🤖 AI Summary
To address the weak generalization capability and strong data dependency of Large Language Model-based Dense Retrieval (LLM-DR) across multi-source heterogeneous tasks, this paper proposes task-level Distributionally Robust Optimization (tDRO). It is the first work to introduce distributionally robust optimization into LLM-DR fine-tuning, featuring a learnable, task-level weighting parameterization mechanism coupled with a joint update strategy that scales domain-wise gradients—explicitly modeling cross-domain generalization. The method dynamically reweights task-specific data distributions in an end-to-end manner, enhancing robustness in cross-domain retrieval. Evaluated on mainstream large-scale retrieval benchmarks, tDRO consistently improves retrieval performance; under comparable effectiveness, it reduces training data requirements by up to 30%. Moreover, tDRO is model-agnostic and compatible with LLM-DR architectures of varying scales.
📝 Abstract
Large Language Model-based Dense Retrieval (LLM-DR) optimizes over numerous heterogeneous fine-tuning collections from different domains. However, the discussion about its training data distribution is still minimal.

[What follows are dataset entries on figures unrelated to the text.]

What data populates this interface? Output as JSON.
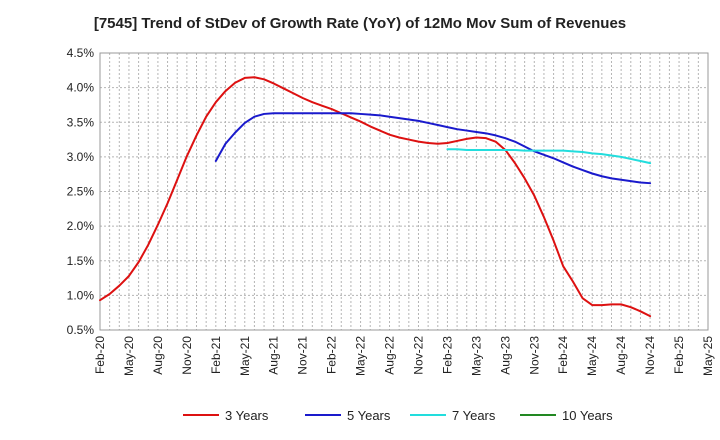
{
  "chart_data": {
    "type": "line",
    "title": "[7545]  Trend of StDev of Growth Rate (YoY) of 12Mo Mov Sum of Revenues",
    "xlabel": "",
    "ylabel": "",
    "ylim": [
      0.5,
      4.5
    ],
    "y_ticks": [
      "0.5%",
      "1.0%",
      "1.5%",
      "2.0%",
      "2.5%",
      "3.0%",
      "3.5%",
      "4.0%",
      "4.5%"
    ],
    "x_ticks": [
      "Feb-20",
      "May-20",
      "Aug-20",
      "Nov-20",
      "Feb-21",
      "May-21",
      "Aug-21",
      "Nov-21",
      "Feb-22",
      "May-22",
      "Aug-22",
      "Nov-22",
      "Feb-23",
      "May-23",
      "Aug-23",
      "Nov-23",
      "Feb-24",
      "May-24",
      "Aug-24",
      "Nov-24",
      "Feb-25",
      "May-25"
    ],
    "grid": true,
    "legend_position": "bottom",
    "series": [
      {
        "name": "3 Years",
        "color": "#dd1111",
        "points": [
          [
            0,
            0.93
          ],
          [
            1,
            1.02
          ],
          [
            2,
            1.14
          ],
          [
            3,
            1.28
          ],
          [
            4,
            1.48
          ],
          [
            5,
            1.73
          ],
          [
            6,
            2.02
          ],
          [
            7,
            2.33
          ],
          [
            8,
            2.67
          ],
          [
            9,
            3.01
          ],
          [
            10,
            3.31
          ],
          [
            11,
            3.58
          ],
          [
            12,
            3.79
          ],
          [
            13,
            3.95
          ],
          [
            14,
            4.07
          ],
          [
            15,
            4.14
          ],
          [
            16,
            4.15
          ],
          [
            17,
            4.12
          ],
          [
            18,
            4.06
          ],
          [
            19,
            3.99
          ],
          [
            20,
            3.92
          ],
          [
            21,
            3.85
          ],
          [
            22,
            3.79
          ],
          [
            23,
            3.74
          ],
          [
            24,
            3.69
          ],
          [
            25,
            3.63
          ],
          [
            26,
            3.57
          ],
          [
            27,
            3.51
          ],
          [
            28,
            3.44
          ],
          [
            29,
            3.38
          ],
          [
            30,
            3.32
          ],
          [
            31,
            3.28
          ],
          [
            32,
            3.25
          ],
          [
            33,
            3.22
          ],
          [
            34,
            3.2
          ],
          [
            35,
            3.19
          ],
          [
            36,
            3.2
          ],
          [
            37,
            3.23
          ],
          [
            38,
            3.26
          ],
          [
            39,
            3.28
          ],
          [
            40,
            3.27
          ],
          [
            41,
            3.22
          ],
          [
            42,
            3.1
          ],
          [
            43,
            2.91
          ],
          [
            44,
            2.69
          ],
          [
            45,
            2.44
          ],
          [
            46,
            2.13
          ],
          [
            47,
            1.79
          ],
          [
            48,
            1.42
          ],
          [
            49,
            1.2
          ],
          [
            50,
            0.96
          ],
          [
            51,
            0.86
          ],
          [
            52,
            0.86
          ],
          [
            53,
            0.87
          ],
          [
            54,
            0.87
          ],
          [
            55,
            0.83
          ],
          [
            56,
            0.77
          ],
          [
            57,
            0.7
          ]
        ]
      },
      {
        "name": "5 Years",
        "color": "#1a1acc",
        "points": [
          [
            12,
            2.94
          ],
          [
            13,
            3.19
          ],
          [
            14,
            3.35
          ],
          [
            15,
            3.49
          ],
          [
            16,
            3.58
          ],
          [
            17,
            3.62
          ],
          [
            18,
            3.63
          ],
          [
            19,
            3.63
          ],
          [
            20,
            3.63
          ],
          [
            21,
            3.63
          ],
          [
            22,
            3.63
          ],
          [
            23,
            3.63
          ],
          [
            24,
            3.63
          ],
          [
            25,
            3.63
          ],
          [
            26,
            3.63
          ],
          [
            27,
            3.62
          ],
          [
            28,
            3.61
          ],
          [
            29,
            3.6
          ],
          [
            30,
            3.58
          ],
          [
            31,
            3.56
          ],
          [
            32,
            3.54
          ],
          [
            33,
            3.52
          ],
          [
            34,
            3.49
          ],
          [
            35,
            3.46
          ],
          [
            36,
            3.43
          ],
          [
            37,
            3.4
          ],
          [
            38,
            3.38
          ],
          [
            39,
            3.36
          ],
          [
            40,
            3.34
          ],
          [
            41,
            3.31
          ],
          [
            42,
            3.27
          ],
          [
            43,
            3.22
          ],
          [
            44,
            3.15
          ],
          [
            45,
            3.08
          ],
          [
            46,
            3.03
          ],
          [
            47,
            2.98
          ],
          [
            48,
            2.92
          ],
          [
            49,
            2.86
          ],
          [
            50,
            2.81
          ],
          [
            51,
            2.76
          ],
          [
            52,
            2.72
          ],
          [
            53,
            2.69
          ],
          [
            54,
            2.67
          ],
          [
            55,
            2.65
          ],
          [
            56,
            2.63
          ],
          [
            57,
            2.62
          ]
        ]
      },
      {
        "name": "7 Years",
        "color": "#22dddd",
        "points": [
          [
            36,
            3.11
          ],
          [
            37,
            3.11
          ],
          [
            38,
            3.1
          ],
          [
            39,
            3.1
          ],
          [
            40,
            3.1
          ],
          [
            41,
            3.1
          ],
          [
            42,
            3.1
          ],
          [
            43,
            3.1
          ],
          [
            44,
            3.09
          ],
          [
            45,
            3.09
          ],
          [
            46,
            3.09
          ],
          [
            47,
            3.09
          ],
          [
            48,
            3.09
          ],
          [
            49,
            3.08
          ],
          [
            50,
            3.07
          ],
          [
            51,
            3.05
          ],
          [
            52,
            3.04
          ],
          [
            53,
            3.02
          ],
          [
            54,
            3.0
          ],
          [
            55,
            2.97
          ],
          [
            56,
            2.94
          ],
          [
            57,
            2.91
          ]
        ]
      },
      {
        "name": "10 Years",
        "color": "#228822",
        "points": []
      }
    ]
  }
}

Previous studies rely on empirically assigned dataset choices or sampling ratios, which inevitably lead to sub-optimal retrieval performances. In this paper, we propose a new task-level Distributionally Robust Optimization (tDRO) algorithm for LLM-DR fine-tuning, targeted at improving the universal domain generalization ability by end-to-end reweighting the data distribution of each task. The tDRO parameterizes the domain weights and updates them with scaled domain gradients. The optimized weights are then transferred to the LLM-DR fine-tuning to train more robust retrievers. Experiments show optimal improvements in large-scale retrieval benchmarks and reduce up to 30% dataset usage after applying our optimization algorithm with a series of different-sized LLM-DR models.